Statistical Analysis
Statistical analysis was performed using Statistical Package for Social Sciences version 24® (SPSS v24, SPSS Inc., Chicago, IL, USA). Categorical parameters were calculated as frequencies and percentages, while numerical variables were reported as means and standard deviations. The reliability of the WHOQOL HIV Bref was measured by Cronbach’s α coefficient. Cronbach’s α > 0.70 indicates a good consistency (38). For test-retest analysis, an Independent Correlation Coefficient (ICC) was used with an ICC > 0.70; demonstrating high test-retest reliability (39).
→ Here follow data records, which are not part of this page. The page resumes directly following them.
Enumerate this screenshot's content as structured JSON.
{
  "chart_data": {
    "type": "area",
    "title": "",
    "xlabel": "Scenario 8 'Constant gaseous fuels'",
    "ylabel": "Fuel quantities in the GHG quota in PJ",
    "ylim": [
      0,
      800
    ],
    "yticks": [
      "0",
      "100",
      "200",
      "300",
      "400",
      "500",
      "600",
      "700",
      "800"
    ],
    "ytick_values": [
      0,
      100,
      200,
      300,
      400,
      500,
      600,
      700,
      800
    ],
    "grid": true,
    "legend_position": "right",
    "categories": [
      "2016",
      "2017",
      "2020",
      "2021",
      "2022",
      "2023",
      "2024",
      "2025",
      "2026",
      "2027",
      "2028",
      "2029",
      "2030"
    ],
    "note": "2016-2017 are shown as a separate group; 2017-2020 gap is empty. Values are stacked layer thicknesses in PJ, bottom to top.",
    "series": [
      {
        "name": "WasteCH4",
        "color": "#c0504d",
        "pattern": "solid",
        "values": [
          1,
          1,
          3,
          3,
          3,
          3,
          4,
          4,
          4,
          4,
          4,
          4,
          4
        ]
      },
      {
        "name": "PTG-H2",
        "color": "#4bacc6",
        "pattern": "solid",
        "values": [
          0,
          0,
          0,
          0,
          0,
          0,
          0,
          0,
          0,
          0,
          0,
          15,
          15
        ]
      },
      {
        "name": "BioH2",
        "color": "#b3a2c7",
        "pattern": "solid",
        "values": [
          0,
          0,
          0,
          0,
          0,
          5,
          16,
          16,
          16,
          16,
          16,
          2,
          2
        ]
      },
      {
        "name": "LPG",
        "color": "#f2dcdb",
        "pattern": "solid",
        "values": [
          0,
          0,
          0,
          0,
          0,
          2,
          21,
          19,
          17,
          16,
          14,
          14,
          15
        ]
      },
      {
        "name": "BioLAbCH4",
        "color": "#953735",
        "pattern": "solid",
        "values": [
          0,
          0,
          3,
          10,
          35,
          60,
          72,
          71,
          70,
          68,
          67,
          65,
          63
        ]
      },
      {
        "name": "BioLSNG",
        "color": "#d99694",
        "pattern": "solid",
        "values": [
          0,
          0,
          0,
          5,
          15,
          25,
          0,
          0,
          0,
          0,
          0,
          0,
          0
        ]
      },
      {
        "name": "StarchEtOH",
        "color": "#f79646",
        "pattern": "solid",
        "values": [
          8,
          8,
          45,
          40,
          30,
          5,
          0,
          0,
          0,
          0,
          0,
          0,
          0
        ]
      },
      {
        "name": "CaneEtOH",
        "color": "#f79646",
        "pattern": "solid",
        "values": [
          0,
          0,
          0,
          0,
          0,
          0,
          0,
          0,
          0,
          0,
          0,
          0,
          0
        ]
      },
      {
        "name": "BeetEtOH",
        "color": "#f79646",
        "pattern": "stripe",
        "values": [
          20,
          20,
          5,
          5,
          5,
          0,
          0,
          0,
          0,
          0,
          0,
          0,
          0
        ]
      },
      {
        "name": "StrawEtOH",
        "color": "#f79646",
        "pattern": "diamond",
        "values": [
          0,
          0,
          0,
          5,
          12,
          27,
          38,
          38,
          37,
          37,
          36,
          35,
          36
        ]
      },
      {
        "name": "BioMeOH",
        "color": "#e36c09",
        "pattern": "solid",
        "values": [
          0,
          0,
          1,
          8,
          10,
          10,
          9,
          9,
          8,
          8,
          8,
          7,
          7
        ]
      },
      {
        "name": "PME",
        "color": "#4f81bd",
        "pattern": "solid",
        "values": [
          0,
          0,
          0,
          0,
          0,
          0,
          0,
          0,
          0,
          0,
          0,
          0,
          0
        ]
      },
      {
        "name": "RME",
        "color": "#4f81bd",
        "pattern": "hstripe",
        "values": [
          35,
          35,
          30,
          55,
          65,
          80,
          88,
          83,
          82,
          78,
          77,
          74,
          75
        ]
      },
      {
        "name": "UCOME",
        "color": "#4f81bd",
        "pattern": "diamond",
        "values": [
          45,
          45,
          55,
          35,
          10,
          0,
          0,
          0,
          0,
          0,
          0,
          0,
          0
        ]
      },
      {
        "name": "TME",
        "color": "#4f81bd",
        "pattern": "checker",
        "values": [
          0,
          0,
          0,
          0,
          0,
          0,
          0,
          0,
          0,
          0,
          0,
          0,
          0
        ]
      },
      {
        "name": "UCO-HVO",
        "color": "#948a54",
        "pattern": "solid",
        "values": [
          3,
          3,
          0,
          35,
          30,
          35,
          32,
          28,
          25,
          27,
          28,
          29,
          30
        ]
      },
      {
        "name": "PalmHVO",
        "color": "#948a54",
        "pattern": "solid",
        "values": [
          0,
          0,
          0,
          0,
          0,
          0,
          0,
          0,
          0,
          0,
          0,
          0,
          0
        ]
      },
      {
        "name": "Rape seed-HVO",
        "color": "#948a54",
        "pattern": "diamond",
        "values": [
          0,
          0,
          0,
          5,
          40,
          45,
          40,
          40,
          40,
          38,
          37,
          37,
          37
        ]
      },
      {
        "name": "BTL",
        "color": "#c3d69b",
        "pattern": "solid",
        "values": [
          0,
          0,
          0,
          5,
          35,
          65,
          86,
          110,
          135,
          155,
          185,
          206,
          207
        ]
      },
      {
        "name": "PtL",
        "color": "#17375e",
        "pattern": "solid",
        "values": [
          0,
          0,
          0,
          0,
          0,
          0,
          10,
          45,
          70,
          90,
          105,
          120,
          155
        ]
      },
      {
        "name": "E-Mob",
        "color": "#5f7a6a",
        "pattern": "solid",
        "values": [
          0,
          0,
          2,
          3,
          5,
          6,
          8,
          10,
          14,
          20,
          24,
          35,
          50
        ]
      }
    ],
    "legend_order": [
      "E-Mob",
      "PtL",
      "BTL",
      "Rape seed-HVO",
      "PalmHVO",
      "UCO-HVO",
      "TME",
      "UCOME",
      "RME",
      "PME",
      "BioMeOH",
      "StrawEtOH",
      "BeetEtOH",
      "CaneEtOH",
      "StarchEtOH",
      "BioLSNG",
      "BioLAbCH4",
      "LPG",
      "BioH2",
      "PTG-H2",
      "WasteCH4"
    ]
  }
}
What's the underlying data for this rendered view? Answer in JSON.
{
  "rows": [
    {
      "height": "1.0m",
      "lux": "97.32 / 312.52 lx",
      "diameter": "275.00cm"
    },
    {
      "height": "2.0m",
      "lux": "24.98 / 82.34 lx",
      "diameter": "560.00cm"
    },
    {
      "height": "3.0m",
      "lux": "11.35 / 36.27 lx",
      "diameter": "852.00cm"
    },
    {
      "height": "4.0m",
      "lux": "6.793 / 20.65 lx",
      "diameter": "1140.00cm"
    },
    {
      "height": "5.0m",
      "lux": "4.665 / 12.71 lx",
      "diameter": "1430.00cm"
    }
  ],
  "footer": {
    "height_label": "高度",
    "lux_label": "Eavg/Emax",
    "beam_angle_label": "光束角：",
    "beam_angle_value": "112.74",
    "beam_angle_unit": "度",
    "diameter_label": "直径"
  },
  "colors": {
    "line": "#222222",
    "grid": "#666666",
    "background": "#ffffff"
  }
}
Known group analysis was used to assess how well the Urdu version of the WHOQOL HIV Bref instrument differentiates between patients living with HIV concerning their HIV stages and CD-4 T cell count. One-way Analysis of Variance (ANOVA) was performed to assess known-group validity. Post hoc tests were conducted to look at critical contrasts in domain scores among the three CD-4 T-cell count /mm3 (good CD-4 T cell count (≥ 500), medium CD-4 T cell count (200-499) and poor CD-4 T cell count (≤ 200). It was hypothesized that HIV-symptomatic members and PLWHA with lower CD4 T Cell counts would have lower HRQoL scores mostly. Convergent validity was determined by measuring average variance extract (AVE), and composite reliability (CR) for all facets with minimal acceptable value of 0.5 and value > 0.7 indicates excellent validity (40). Statistical examinations of all HRQoL items were conducted by utilizing inverted item scores, and a p-value of < .05 (two-tailed test) was considered as a basis of measurable centrality for all analyses (41). The independent associations between the domains and CD-4 T-cell count were assessed using multivariable linear regression (42). The construct validity was evaluated by Exploratory Factor Analysis (EFA) by considering Kaiser-Meyer Olkin and Bartlett’s test of sphericity. The EFA validity was tried by extracting components via principal component analysis, taken after Varimax rotation with Kaisers’ normalization (43).